DEV Community

Discussion on: Quick and easy way of counting UTF-8 characters in Javascript

Collapse
 
maxart2501 profile image
Massimo Artizzu

That method unfortunately fails for more complex cases, like grapheme clusters, common in Eastern languages or in Z͑ͫ̓ͪ̂ͫ̽͏̴̙̤̞͉͚̯̞̠͍A̴̵̜̰͔ͫ͗͢L̠ͨͧͩ͘G̴̻͈͍͔̹̑͗̎̅͛́Ǫ̵̹̻̝̳͂̌̌͘!͖̬̰̙̗̿̋ͥͥ̂ͣ̐́́͜͞ memes:

[...'Z͑ͫ̓ͪ̂ͫ̽͏̴̙̤̞͉͚̯̞̠͍A̴̵̜̰͔ͫ͗͢L̠ͨͧͩ͘G̴̻͈͍͔̹̑͗̎̅͛́Ǫ̵̹̻̝̳͂̌̌͘!͖̬̰̙̗̿̋ͥͥ̂ͣ̐́́͜͞'].length // 75!

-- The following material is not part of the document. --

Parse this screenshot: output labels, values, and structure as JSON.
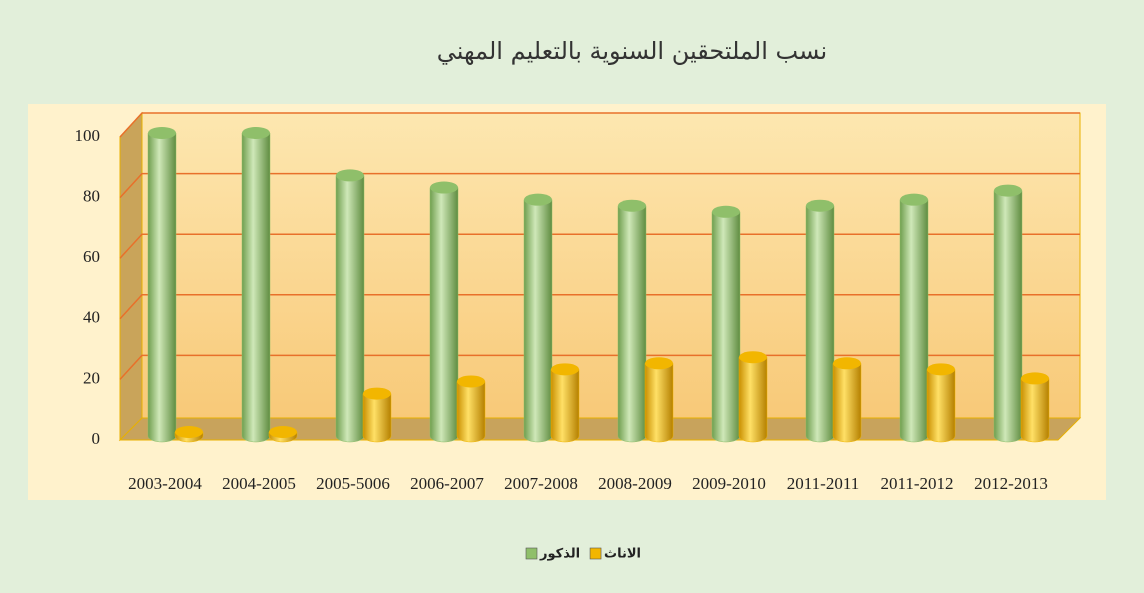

But also emojis can be a pain, thanks to the wonderful U+200D ZERO WIDTH JOINER:

[...'👨‍👩‍👧‍👦'].length // 7

If you know Mathias Bynens' blog (and it looks like you do!), you've probably come across this majestic article about JavaScript and Unicode. There's a solution for these cases that uses Punycode (provided in Node but deprecated - here's a valid substitute for the browser too).